TopHat v. 2.1.022 was run with the following options:–bowtie1–no-novel-juncs–min-isoform-fraction 0.0–min-anchor-length 3 -r 192. Star v. 2.4.2a23 was used with default settings. TMAP v. 3.4.0 (https://github.com/iontorrent/TS/tree/master/Analysis/TMAP) was run with the following options: mapall -a 2 -n 8 -v -Y -u -o 1 stage1 map4. RNAseq reads of all three animals were aligned to the sheep (GCF_002742125.1_Oar_rambouillet_v1.0)24 and goat (GCF_001704415.1_ARS1)25 reference genomes, respectively.

Discovery of uniquely mapped geep reads

The Star2pass alignment results of the geep reads against both reference genomes were analyzed with cmpBams26. Reads that mapped uniquely to a reference genome were extracted. In order to discriminate between reads that mapped to both references the SAM cigar string was used to calculate a score. First the number of matching bases was compared. If that resulted in an equal score the number of insertions and deletions was also considered. If the score was still equal, soft- and hard-clipped bases were included in the scoring. Reads with an equal final score were discarded. The two datasets of unique reads mapped to C. hircus or O. aries reference genome, respectively were used in the differential expression analysis.

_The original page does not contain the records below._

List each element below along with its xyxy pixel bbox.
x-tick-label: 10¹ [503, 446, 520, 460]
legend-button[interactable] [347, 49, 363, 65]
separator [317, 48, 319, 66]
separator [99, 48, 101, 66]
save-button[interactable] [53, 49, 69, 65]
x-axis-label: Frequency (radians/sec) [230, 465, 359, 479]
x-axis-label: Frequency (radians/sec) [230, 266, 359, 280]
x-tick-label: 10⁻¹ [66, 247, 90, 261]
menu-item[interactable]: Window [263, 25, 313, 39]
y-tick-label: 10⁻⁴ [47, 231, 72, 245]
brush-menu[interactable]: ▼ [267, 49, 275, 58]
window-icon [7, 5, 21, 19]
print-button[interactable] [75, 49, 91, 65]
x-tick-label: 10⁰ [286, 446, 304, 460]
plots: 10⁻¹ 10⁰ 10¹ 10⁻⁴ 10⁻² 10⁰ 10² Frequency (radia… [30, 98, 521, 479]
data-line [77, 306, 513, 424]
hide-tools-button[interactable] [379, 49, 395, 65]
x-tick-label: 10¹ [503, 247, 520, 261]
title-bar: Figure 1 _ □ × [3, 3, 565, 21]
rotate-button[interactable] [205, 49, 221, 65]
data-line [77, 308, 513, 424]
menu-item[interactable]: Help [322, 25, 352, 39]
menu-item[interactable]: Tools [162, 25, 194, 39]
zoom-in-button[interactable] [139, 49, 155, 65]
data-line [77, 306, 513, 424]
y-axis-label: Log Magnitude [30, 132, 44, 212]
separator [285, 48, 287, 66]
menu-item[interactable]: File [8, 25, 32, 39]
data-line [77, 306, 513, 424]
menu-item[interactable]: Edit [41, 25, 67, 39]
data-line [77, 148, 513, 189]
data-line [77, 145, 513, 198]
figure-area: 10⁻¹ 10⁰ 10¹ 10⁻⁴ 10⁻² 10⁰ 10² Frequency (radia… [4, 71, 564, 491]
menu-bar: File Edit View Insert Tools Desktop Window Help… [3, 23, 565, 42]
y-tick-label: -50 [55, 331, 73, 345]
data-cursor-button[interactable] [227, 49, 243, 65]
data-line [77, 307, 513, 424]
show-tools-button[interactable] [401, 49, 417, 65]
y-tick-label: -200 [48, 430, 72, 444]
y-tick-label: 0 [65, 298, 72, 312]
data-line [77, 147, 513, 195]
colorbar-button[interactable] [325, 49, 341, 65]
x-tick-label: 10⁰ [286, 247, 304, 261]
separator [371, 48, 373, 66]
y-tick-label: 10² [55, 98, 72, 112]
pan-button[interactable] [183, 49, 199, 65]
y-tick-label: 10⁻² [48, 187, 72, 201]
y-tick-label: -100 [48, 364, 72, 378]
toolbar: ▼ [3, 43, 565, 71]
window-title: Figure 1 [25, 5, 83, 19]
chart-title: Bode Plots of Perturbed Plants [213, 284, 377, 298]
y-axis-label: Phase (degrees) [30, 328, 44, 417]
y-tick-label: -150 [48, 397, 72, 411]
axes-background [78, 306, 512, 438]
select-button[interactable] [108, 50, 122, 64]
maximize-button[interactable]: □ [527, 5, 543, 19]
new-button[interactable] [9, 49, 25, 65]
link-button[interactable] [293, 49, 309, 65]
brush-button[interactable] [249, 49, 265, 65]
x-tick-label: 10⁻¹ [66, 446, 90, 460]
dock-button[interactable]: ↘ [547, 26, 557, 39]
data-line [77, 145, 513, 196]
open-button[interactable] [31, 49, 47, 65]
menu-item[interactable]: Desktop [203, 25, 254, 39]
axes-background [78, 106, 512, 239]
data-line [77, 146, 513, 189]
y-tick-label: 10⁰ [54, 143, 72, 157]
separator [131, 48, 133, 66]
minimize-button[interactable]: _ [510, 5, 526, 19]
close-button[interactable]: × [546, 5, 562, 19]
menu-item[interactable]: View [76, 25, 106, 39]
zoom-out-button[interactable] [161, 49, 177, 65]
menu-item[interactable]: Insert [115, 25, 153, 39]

Transcript quantification and transcriptome comparison

Tanscriptome assembly and determination of transcript expression levels were performed with Cufflinks v. 2.2.127 with default settings apart from–library-type fr-secondstrand. Transcript overlaps between datasets were visualized with the R library VennDiagram. Gene annotation files in general feature (GFF) format were acquired from NCBI. Transcripts with a FPKM value <1 were neglected. Genes with unique official gene symbols (genes of unknown function) were neglected as well since they are not suitable for interspecies comparison.

Variant calling

For variant calling the Broad Institute workflow #3891 “Calling variants in RNAseq” was followed as closely as possible28,29. Known variant datasets used for variant annotation: GCF_000298735.2 (dbSNP build ID 151, source NCBI) and GCA_001704415.1 (dbSNP build ID 143, source Ensemble). Due to the usage of Ion Torrent sequencing data the MarkDuplicates step had to be omitted due to a lack of information provided by the sequencing platform.

Determination of transcript origin in the geep transcriptome

Variants for the determination of transcript origin were selected as follows: both geep transciptome variant calling datasets (mapped vs. C. hircus and mapped vs. O. aries) were filtered by variants where the parents are alternatively homozygous and the geep is homozygous. Homozygous reference variants were assigned to be dominantly expressed from the parent that fits the respective reference genome and homozygous alternate variants were classified as dominantly expressed from the opposite founder animal. Sequences of variants along the genome were summarized to blocks for a more intuitive visualization. The resulting data was plotted with the R library chromPlot30.

Variant effect prediction

Variant effects were analyzed using snpEff31 with default settings.

Functional annotation clustering and pathway analyses

Geep transcripts for functional annotation clustering with the Database for Annotation, Visualization and Integrated Discovery (DAVID) v6.732, were taken from the output generated by the R package VennDiagramm. Pathway analyses were performed with the PANTHER (Protein ANalysis THrough Evolutionary Relationships) Classification System33.